A step before Data science
Dattatreya Hullur
Director & Principal Data Scientist BE, MBA, MS, PGD Data Science, Azure AI Engineer, Azure Associate Data Scientist
Data science projects starts with data in hand or after large amounts from the data sources. Moment the data is in place, Data Scientists or analysts start working on preprocessing the data. Before we acquire data, it is important to understand the business processes producing this data. So, why is it so important to know the data sources?
As most of you know, the quality of input is decided based on the output – so it becomes crucial to understand the kind of data used as input which might otherwise become challenging to generalize the model at later stages. It also requires a lot of regularization techniques to be employed. This input data will often have high variability with lot of outliers and noise. These processes are naturally unstable and not good for modelling.
Stability of Business Processes
In probability theory, a stable process is a type of stochastic process. It includes stochastic processes whose associated probability distributions are stable distributions.
Typically, a process is said to be stable when all the response parameters that we use to measure the process have both constant means and constant variances over time along with a constant distribution. This is also called controlled variation.
There are two parameters which influence a process to be unstable:
1. Inherent noise in the process
2. Process Changes (ex. Automation, Introduction of tools, Changes in method etc)
We can’t do much on the first parameter as it’s something inherent in the process. With the process changes one needs to do further investigations. Imagine a situation, of using an already trained machine learning model on changed process data - this will definitely lead to poor prediction from the model and its worthiness will always be a question mark. Hence, it is important for a Data Scientist to understand the changes in these business processes and tweak the models accordingly.
How do we understand changes in the process?
‘Control charts' are the best way to understand the changes in the processes. The control chart is a graph used to study how a process changes over time. Data is plotted in time order and a control chart always has a central line for the average, an upper line for the upper control limit, and a lower line for the lower control limit. These lines are determined from historical data. By comparing current data to these lines, you can draw conclusions about whether the process variation is consistent (in control) or is unpredictable (out of control, affected by special causes of variation). This versatile data collection and analysis tool can be used by a variety of industries and is considered one of the seven basic quality tools.
For variable data, the Control charts are used in pairs. The top chart monitors the average, or the centering of the distribution of data from the process. The bottom chart monitors the range, or the width of the distribution. For example, your data were shots in a target practice, the average is where the shots are clustering, and the range is how tightly they are clustered. Control charts for attribute data are used singly.
Shewhart’s 8 rules criteria for checking instability
When to Use a Control Chart ?
· When controlling ongoing processes - to find and correct problems as they occur
· When predicting the expected range of outcomes from a process
· When determining whether a process is stable (in statistical control)
· When analyzing patterns of process variation from special causes (non-routine events) or common causes (built into the process)

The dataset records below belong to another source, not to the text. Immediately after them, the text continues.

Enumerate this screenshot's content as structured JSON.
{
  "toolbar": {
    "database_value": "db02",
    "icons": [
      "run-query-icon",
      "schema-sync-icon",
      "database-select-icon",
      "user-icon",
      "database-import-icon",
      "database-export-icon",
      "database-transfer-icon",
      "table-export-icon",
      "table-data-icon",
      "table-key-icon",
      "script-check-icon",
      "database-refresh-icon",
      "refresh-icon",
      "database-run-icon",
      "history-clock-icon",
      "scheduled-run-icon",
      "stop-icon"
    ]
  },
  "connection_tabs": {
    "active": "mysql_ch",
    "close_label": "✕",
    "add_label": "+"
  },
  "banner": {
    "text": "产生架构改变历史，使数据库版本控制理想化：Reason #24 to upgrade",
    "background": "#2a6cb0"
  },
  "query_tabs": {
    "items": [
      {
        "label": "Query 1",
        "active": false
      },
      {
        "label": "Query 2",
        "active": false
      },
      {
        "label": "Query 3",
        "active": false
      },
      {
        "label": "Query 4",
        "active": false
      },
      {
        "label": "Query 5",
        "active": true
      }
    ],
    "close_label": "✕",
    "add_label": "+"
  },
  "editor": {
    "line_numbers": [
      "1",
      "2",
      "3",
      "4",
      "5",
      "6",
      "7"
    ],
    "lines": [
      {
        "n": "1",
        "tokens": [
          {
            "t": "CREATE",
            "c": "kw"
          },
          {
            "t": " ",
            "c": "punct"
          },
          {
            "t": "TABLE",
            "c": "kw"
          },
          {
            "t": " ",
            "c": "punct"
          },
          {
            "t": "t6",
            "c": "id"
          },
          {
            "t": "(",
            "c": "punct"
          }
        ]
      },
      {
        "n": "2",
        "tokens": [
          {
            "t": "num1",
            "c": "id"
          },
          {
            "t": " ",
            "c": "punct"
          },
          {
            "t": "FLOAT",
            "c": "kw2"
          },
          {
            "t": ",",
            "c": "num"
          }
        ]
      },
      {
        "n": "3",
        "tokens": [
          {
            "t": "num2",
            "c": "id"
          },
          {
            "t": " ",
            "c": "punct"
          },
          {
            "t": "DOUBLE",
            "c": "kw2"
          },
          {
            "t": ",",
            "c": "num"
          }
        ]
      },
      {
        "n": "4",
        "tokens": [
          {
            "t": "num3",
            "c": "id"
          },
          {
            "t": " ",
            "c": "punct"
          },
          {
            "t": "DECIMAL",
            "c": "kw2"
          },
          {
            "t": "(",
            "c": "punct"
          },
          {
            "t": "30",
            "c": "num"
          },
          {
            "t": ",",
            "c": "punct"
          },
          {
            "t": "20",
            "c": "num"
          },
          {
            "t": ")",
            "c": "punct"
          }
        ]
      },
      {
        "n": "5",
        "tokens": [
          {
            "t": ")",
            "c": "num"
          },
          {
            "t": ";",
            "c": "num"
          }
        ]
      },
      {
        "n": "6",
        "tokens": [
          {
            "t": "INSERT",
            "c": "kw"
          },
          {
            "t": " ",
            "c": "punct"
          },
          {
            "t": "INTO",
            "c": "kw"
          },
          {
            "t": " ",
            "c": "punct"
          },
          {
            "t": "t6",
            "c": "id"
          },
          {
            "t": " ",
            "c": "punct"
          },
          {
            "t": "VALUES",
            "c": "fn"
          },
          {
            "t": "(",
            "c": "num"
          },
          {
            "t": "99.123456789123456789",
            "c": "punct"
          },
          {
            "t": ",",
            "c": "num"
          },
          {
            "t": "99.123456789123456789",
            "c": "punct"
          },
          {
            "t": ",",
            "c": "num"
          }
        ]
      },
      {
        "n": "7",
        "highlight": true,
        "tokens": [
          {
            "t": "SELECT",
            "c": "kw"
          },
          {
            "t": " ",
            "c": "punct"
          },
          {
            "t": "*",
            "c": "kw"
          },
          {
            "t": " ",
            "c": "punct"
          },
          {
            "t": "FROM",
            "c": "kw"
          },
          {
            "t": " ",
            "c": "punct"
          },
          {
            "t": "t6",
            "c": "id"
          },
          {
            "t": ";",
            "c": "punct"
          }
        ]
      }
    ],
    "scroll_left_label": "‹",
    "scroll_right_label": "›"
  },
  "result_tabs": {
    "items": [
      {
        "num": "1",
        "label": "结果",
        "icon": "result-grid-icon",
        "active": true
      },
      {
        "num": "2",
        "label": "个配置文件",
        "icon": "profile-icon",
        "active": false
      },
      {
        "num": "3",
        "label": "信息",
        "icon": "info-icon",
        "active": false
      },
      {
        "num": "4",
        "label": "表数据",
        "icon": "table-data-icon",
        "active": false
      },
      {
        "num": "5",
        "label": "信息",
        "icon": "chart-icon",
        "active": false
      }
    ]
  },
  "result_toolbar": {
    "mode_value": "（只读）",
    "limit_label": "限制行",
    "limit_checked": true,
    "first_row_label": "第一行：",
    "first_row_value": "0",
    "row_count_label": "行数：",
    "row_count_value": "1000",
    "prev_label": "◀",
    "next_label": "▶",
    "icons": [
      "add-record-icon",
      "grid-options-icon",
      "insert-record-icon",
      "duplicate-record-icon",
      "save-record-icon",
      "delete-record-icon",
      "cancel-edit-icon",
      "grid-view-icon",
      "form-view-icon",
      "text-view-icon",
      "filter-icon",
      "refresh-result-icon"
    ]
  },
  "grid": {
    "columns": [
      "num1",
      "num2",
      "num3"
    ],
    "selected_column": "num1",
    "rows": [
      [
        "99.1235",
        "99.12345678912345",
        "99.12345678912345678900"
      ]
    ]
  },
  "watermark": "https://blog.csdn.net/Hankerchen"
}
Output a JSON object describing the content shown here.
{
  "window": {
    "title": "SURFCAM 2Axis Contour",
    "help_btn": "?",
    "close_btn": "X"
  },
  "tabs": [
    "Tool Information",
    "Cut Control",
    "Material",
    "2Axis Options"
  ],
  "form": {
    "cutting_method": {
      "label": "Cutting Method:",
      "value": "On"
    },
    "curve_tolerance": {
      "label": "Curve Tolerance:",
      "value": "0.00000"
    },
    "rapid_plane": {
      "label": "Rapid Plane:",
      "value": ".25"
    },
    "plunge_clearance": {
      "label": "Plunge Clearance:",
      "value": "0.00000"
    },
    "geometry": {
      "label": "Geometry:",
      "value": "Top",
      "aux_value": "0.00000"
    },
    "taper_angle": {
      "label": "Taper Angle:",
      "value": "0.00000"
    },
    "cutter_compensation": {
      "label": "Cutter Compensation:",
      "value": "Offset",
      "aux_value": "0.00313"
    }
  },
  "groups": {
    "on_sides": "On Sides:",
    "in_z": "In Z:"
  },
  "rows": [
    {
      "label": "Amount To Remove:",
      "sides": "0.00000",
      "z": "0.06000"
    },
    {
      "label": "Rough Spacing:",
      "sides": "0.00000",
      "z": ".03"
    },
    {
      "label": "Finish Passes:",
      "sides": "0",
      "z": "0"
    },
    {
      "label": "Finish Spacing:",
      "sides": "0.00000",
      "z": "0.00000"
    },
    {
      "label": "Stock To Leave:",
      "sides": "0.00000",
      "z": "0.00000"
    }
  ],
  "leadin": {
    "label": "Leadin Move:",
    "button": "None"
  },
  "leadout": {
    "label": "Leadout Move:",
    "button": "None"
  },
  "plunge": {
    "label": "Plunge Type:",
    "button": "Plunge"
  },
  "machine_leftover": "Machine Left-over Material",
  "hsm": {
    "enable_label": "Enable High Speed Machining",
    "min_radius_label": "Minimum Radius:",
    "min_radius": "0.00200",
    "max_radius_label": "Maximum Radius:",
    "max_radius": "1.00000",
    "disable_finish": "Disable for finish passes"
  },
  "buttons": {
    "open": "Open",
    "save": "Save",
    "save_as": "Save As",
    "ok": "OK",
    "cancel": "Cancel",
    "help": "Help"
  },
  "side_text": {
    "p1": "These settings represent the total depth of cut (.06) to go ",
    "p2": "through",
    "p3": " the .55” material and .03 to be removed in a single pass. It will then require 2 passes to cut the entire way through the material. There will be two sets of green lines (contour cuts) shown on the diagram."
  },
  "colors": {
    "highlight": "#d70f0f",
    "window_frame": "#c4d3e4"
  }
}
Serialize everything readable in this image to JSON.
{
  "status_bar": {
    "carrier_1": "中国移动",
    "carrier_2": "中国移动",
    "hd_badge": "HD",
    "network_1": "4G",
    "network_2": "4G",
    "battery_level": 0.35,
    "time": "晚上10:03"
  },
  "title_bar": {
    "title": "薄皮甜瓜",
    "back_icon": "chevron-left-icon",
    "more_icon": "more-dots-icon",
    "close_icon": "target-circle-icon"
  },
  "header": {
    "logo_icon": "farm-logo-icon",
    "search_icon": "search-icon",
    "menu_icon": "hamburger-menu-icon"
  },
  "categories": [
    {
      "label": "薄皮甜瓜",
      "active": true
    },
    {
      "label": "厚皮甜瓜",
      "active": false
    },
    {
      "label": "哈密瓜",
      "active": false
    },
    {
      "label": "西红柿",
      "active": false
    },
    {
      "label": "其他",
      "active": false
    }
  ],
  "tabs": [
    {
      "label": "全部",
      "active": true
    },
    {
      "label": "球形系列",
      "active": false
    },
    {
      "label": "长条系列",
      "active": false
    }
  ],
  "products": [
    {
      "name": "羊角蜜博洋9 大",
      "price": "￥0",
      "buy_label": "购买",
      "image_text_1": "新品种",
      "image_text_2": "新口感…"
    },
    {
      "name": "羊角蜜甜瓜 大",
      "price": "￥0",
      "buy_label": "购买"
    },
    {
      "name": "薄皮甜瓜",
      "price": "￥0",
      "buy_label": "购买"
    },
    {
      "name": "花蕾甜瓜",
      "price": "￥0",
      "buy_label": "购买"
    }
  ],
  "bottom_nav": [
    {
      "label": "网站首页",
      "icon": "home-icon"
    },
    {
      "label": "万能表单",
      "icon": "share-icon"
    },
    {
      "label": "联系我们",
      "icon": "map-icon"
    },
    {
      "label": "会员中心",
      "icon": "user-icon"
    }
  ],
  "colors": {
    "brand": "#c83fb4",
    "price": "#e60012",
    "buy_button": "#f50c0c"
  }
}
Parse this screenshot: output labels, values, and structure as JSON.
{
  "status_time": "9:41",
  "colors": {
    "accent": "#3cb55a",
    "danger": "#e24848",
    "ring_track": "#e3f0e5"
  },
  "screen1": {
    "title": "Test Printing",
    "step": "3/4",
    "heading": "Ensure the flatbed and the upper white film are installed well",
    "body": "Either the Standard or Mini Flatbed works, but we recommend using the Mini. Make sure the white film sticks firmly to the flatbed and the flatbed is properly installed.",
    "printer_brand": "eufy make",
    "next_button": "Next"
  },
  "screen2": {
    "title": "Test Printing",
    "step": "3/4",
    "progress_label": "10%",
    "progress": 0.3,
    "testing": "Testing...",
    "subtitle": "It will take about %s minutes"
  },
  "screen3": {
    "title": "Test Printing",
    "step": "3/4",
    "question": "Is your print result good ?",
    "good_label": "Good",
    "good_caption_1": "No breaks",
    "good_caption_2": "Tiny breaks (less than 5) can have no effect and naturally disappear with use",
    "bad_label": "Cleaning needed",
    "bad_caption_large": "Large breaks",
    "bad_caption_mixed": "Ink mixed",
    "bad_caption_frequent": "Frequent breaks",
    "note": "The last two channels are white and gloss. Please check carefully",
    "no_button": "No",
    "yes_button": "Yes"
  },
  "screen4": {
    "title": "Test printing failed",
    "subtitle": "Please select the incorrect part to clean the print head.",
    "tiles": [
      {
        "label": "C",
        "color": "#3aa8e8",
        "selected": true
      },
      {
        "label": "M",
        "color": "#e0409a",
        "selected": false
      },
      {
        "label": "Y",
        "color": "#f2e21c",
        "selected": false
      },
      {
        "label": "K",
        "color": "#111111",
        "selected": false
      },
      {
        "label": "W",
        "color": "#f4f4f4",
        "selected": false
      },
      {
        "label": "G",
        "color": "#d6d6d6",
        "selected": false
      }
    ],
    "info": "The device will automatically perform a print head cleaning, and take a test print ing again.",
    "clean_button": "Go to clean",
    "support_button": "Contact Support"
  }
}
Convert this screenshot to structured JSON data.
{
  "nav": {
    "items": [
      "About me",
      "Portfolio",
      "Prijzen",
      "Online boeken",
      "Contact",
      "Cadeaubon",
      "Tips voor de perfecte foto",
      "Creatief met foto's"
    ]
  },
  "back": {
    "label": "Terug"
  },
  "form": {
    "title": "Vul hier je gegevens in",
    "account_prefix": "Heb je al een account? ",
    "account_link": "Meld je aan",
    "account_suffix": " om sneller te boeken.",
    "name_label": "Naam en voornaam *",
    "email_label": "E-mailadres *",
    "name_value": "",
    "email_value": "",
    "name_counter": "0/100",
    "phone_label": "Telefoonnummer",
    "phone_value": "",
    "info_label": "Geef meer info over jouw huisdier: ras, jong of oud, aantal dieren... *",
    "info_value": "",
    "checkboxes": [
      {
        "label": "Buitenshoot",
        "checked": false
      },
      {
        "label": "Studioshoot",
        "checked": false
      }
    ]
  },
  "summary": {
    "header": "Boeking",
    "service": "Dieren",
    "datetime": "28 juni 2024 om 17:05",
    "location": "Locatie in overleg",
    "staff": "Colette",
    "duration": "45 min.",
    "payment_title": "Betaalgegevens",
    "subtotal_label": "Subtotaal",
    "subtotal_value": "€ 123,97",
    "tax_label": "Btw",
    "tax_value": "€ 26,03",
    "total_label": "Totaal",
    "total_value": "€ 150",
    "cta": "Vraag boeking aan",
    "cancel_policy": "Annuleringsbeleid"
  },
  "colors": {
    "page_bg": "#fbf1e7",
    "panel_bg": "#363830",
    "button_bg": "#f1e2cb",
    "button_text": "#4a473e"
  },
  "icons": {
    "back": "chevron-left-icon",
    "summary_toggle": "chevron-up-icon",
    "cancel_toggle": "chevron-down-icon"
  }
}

In Machine learning, Exploratory Data Analysis (EDA) is an important step. Exploratory data analysis was promoted by John Tukey, to encourage statisticians to explore the data, and possibly formulate hypothesis that could lead to new data collection and experiments.
Typically, we check for outliers during EDA and make decision to keep or remove them. Most of the time, we just remove them before understanding the underlaying cause. So, we need to differentiate the causes for outliers. If outliers are due to process change then, it is better to collect new data and use it for modelling.
The flowchart below depicts this process in detail -
Conclusion: Understanding the stability of the data sources will enable us in generalizing the model well. Overfitting and outliers can be treated early in the data science process and through this we can also see a tremendous reduction in effort for regularization.
Disclaimer: The views, thoughts, and opinions expressed in the text belong solely to the author and not necessarily to the author’s employer, organization, committee, or other group or individual.